British hostage crisis: Bullying, manipulative Iran? No change there, then

No comment really...

The Times-Oscar Wilde insisted that “life imitates art far more than art imitates art”. What would he have made of the present hostage crisis? Twenty-four hours before Iran seized 15 Britons its mission to the UN issued a statement expressing outrage at 300, a movie based on the Battle of Thermopylae in 480 BC. In this epic struggle between a small band of Spartans and a massive army of Persians, the ancestors of modern Iran have been painted, the protest ran, as the “embodiment of evil, moral corruption”. They have a point. According to Paul Cartledge, Professor of Greek History at Cambridge University, Persia was “not a one-dimensional barbaric despotism” but, then again, it was “by no means well disposed to Greek-style democracy” either.

Not much seems to have changed in 2,500 years. The behaviour of Tehran over the past ten days has been akin to that of a one-dimensional barbaric despotism, while its contempt for the values of the democratic world is no less acute than it appears to have been in ancient history.

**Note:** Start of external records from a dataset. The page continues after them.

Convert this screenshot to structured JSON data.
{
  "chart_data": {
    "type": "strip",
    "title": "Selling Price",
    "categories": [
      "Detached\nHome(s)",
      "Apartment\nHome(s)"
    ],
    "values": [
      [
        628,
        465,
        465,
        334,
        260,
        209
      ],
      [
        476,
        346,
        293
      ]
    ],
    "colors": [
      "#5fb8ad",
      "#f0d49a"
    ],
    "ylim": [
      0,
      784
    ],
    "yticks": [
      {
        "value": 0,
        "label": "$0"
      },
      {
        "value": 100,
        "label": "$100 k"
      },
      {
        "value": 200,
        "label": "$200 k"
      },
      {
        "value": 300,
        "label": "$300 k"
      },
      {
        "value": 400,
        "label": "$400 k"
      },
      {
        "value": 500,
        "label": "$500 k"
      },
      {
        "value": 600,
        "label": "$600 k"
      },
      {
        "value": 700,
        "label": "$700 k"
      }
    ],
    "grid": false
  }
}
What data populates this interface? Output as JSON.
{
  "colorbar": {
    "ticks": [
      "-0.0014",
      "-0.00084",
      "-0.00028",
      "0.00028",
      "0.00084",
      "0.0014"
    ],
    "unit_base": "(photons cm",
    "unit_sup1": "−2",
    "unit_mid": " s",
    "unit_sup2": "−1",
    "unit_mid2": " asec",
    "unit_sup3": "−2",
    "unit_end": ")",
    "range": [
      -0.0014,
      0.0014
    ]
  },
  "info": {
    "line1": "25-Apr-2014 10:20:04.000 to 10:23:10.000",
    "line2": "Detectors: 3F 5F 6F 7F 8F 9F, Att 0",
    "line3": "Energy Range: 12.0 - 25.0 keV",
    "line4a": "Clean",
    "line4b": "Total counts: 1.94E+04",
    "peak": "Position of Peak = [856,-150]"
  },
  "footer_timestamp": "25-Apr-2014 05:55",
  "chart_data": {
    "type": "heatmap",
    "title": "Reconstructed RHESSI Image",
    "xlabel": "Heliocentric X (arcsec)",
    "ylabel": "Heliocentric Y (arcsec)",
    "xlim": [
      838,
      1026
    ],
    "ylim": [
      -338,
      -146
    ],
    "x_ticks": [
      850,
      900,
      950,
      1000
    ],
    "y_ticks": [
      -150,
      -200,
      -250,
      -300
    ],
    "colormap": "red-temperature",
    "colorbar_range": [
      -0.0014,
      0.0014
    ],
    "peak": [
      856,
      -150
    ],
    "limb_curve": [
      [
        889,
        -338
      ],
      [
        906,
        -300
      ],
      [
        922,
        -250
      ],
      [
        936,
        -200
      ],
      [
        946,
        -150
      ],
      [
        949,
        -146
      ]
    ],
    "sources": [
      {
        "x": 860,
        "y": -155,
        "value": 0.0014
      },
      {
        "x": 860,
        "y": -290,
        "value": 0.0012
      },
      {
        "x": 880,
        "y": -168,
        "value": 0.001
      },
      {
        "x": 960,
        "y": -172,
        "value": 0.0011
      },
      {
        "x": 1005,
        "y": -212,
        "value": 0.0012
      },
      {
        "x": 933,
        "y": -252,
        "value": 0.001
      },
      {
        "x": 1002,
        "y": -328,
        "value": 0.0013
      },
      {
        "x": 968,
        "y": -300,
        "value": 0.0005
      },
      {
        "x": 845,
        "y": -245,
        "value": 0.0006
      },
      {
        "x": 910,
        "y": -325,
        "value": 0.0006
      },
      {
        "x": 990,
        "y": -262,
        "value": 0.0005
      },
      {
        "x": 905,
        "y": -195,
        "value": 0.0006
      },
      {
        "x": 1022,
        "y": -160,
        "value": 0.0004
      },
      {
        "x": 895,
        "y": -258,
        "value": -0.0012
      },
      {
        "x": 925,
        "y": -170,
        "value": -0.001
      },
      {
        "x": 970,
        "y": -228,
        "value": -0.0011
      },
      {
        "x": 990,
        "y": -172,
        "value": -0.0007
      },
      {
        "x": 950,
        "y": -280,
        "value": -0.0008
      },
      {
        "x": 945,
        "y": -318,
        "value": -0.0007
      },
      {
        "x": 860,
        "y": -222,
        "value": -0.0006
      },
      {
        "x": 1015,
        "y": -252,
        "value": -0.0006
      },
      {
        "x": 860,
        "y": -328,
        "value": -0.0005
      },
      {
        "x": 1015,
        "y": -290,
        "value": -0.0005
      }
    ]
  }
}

...There is endless discussion about how to separate the “moderates” from the “radicals” in Tehran. It is a largely futile exercise. The blunt reality is that Iran has been a menace from the moment that Jimmy Carter, with monumental weakness, decided to force the Shah into exile and so permit Ayatollah Khomeni to return from Paris to assume control. Iran has sought to destabilise the Middle East peace process, undercut Lebanon’s sovereignty and undermine other regimes in the region for almost 30 years. It has done so while men lauded as “moderates” were state president. The Iranian regime has been the embodiment of theological Trotskyism: permanent revolution is the core of its collective ideology. So why are we surprised that it has taken this chance to treat British citizens so badly?

...The lasting lessons of this saga should be obvious. They are that Iran in the hands of the mullahs is not, as has been claimed in the past week, “erratic”, “incoherent” or “unpredictable”, but consistent in its outlook and objectives. They are that there will be no stability in the most potentially explosive part of the planet while this regime is permitted to operate as it has been doing. They are that the only plausible middle course between the unattractive choice of backing a military endeavour against Iran or accepting that Iran will have the Bomb is an economic blockade on a scale far larger than France or Germany, never mind Russia and China, have been ready to contemplate. That resolve, though, is essential. For if this is what Iran is already like, what on earth will happen if it ever commands nuclear weapons?